The mapping and field components of this project were completed between 2014-2018. A final report was completed in 2019, and we continue to work with this data to explore the role of wetlands at scale with respect to mitigating non-point source nutrient pollution.

Goals & Purpose

The impact of agricultural drainage and resulting non-point source nutrient export on water quality has long been a concern across the entire PPR. In Canada, the three Prairie Provinces (Alberta, Manitoba, and Saskatchewan) are implementing surface water management strategies that have recognized the need for wetland restoration and conservation to help maintain and restore water quality and sustain watershed health. When this project began, unlike the US portion of the PPR, there was no complete wetland inventory for the Canadian portion of the Souris River watershed.
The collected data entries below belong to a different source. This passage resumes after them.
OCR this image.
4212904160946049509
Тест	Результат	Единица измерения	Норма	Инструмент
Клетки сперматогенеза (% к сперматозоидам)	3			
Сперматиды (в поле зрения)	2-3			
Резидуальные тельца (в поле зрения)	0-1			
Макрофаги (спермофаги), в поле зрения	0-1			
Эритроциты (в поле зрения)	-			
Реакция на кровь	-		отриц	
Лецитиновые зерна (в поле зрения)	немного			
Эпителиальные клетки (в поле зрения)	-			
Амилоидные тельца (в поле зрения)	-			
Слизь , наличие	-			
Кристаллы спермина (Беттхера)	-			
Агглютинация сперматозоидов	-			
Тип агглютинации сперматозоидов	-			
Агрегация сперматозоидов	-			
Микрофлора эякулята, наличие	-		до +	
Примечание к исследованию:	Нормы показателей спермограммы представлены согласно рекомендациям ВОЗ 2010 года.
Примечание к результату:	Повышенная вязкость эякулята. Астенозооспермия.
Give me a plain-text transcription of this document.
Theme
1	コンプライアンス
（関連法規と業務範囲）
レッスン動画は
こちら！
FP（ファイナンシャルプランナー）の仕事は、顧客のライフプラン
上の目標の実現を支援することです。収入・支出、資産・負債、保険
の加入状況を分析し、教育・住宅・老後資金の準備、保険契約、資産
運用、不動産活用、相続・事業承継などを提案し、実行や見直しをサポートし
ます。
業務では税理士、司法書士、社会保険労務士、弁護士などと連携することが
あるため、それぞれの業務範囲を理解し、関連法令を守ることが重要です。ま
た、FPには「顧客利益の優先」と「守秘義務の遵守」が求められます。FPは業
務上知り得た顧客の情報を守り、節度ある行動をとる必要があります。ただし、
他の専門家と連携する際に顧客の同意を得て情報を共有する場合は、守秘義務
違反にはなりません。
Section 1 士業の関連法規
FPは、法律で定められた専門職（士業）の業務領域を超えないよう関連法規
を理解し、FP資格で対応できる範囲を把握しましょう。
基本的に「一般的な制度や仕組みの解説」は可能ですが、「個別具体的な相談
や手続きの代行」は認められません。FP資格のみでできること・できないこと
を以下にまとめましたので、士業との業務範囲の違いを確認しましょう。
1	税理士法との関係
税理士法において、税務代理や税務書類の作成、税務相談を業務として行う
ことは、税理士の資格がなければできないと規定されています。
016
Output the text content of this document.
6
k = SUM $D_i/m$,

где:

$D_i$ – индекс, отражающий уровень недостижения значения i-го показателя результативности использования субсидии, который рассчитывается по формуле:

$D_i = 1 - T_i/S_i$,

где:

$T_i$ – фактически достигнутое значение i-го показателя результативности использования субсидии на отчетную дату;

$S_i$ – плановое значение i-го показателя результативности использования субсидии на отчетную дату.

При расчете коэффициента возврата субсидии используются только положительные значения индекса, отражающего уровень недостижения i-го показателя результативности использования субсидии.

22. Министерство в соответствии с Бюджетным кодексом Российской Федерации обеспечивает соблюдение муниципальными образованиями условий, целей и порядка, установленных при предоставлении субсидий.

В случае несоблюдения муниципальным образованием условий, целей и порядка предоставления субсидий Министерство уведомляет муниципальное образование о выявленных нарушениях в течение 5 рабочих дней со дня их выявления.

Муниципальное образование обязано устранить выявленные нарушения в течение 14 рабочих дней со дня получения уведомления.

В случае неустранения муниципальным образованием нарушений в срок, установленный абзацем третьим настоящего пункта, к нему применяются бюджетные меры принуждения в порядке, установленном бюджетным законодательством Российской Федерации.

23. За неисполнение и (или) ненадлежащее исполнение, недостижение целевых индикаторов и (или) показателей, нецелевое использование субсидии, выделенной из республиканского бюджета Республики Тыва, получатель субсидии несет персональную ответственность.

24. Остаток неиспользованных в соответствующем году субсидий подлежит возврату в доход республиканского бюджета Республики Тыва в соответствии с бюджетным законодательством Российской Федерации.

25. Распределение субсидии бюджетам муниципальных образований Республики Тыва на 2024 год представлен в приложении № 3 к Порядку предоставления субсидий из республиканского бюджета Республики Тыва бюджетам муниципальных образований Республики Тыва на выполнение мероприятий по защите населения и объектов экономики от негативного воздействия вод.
This project contributed to the completion and harmonization of wetland inventories for the entire Souris River watershed and examined the link between current and historical wetland distribution and water quality.

Summary of Findings

  • The proportion of intact wetlands across the SRB sub-watersheds is highly correlated with the proportion of perennial cover and inversely correlated to the proportion of cropland.
  • The proportion of routed wetlands calculated based on change detection was highly correlated with increases in effective contributing area at the sub-watershed scale.
  • Trend analyses for the nine sub-watersheds indicate that while total annual precipitation has not significantly increased there has been a significant increase in total annual discharge and runoff ratios in sub-watersheds that experienced high rates of wetland loss and had a lower ratio of intact to routed wetlands as fraction of their catchment areas.
  • As wetland cover increases, phosphorus export and water yield both decrease substantially.
  • Scaling up our results to the entire SRB and assuming that wetland loss has resulted in an increase in runoff ratios of 2% suggests that up to an additional 162 tonnes of P is exported out of the SRB in years with high runoff as a result of wetland drainage.